Rappone posted a nondescript surveillance van in the hotel parking lot intending to wait out Vorhauer. The day wore on, and inside the van, four heavily armed U.S. Marshals kept a relentless eye on the hotel entrance, unable to leave the van even to use the bathroom. Any unusual movement would spook Vorhauer into fleeing. The surveillance continued all night long. By morning, Rappone had called for backup.

At 10 A.M., Vorhauer and his wife walked out of the hotel and were immediately surrounded by U.S. Marshals. The hit man raised his hands in surrender. He was wearing a light jacket, a hat, and sunglasses, and when he removed the hat his hairstyle was dramatically different: It was cut short and bleached blond.

“Good work, Visual Detective. I don’t know how you do it,” said a still-stunned Schneider, who had dropped by the studio to congratulate his artist partner. “A lot of people owe you an apology.”
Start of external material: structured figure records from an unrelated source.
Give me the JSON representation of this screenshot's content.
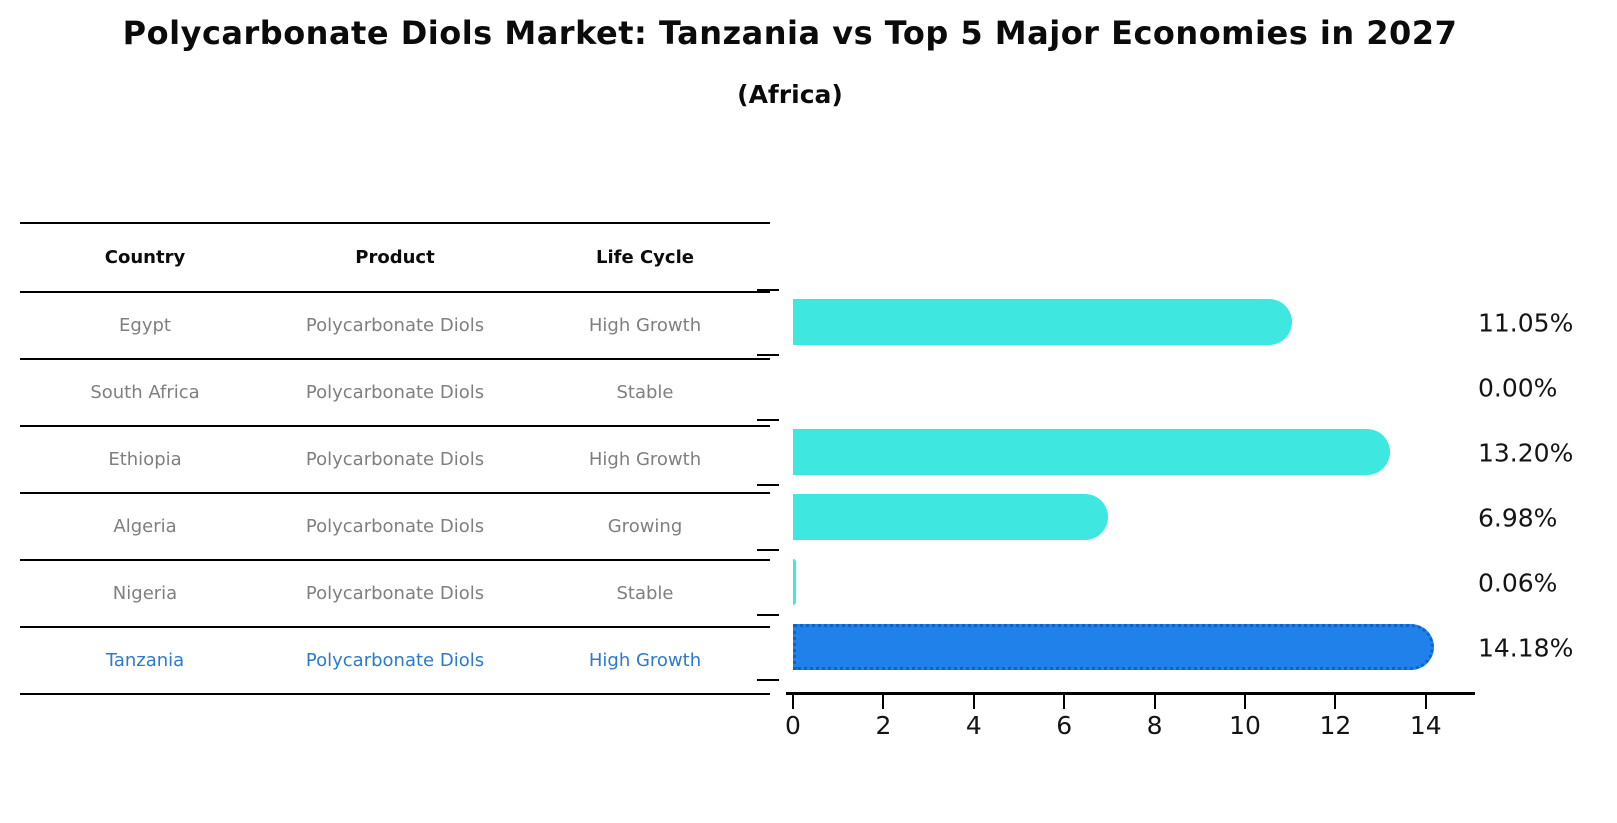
{
  "title": "Polycarbonate Diols Market: Tanzania vs Top 5 Major Economies in 2027",
  "subtitle": "(Africa)",
  "table": {
    "headers": [
      "Country",
      "Product",
      "Life Cycle"
    ],
    "rows": [
      {
        "country": "Egypt",
        "product": "Polycarbonate Diols",
        "life_cycle": "High Growth",
        "highlight": false
      },
      {
        "country": "South Africa",
        "product": "Polycarbonate Diols",
        "life_cycle": "Stable",
        "highlight": false
      },
      {
        "country": "Ethiopia",
        "product": "Polycarbonate Diols",
        "life_cycle": "High Growth",
        "highlight": false
      },
      {
        "country": "Algeria",
        "product": "Polycarbonate Diols",
        "life_cycle": "Growing",
        "highlight": false
      },
      {
        "country": "Nigeria",
        "product": "Polycarbonate Diols",
        "life_cycle": "Stable",
        "highlight": false
      },
      {
        "country": "Tanzania",
        "product": "Polycarbonate Diols",
        "life_cycle": "High Growth",
        "highlight": true
      }
    ]
  },
  "chart_data": {
    "type": "bar",
    "orientation": "horizontal",
    "title": "Polycarbonate Diols Market: Tanzania vs Top 5 Major Economies in 2027 (Africa)",
    "categories": [
      "Egypt",
      "South Africa",
      "Ethiopia",
      "Algeria",
      "Nigeria",
      "Tanzania"
    ],
    "values": [
      11.05,
      0.0,
      13.2,
      6.98,
      0.06,
      14.18
    ],
    "value_labels": [
      "11.05%",
      "0.00%",
      "13.20%",
      "6.98%",
      "0.06%",
      "14.18%"
    ],
    "highlight_index": 5,
    "xlim": [
      0,
      15
    ],
    "x_ticks": [
      0,
      2,
      4,
      6,
      8,
      10,
      12,
      14
    ],
    "grid": false,
    "legend": false,
    "bar_color": "#3ee7df",
    "highlight_bar_color": "#2181ea",
    "highlight_border_color": "#0f62c8",
    "table_text_color": "#7f7f7f",
    "highlight_text_color": "#2a7ad0"
  }
}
“Good work yourself,” Bender said. “You’re the best detective I’ve ever worked with.”

“Want to go get a beer?”

“Nah, I’ve got to paint this head.”

Schneider looked at the bust of a dead man with a familiar face. “The Man in the Cornfield,” Bender called the unidentified white male in his twenties whose corpse had been found by a farmer plowing his fields in Lancaster County, Pennsylvania. Over the weeks they had worked together on the Vorhauer case, Schneider had watched him transform the skull of the Man in the Cornfield into a clay mold and finally a plaster cast. The white plaster bust had a heroic profile, a handsome long-haired young man with a strong jaw and a noble nose. The Man in the Cornfield looked like Theseus about to face the Minotaur. “Now that you’ve found Vorhauer”-Bender nodded toward the head-“maybe you can find out who this guy is.”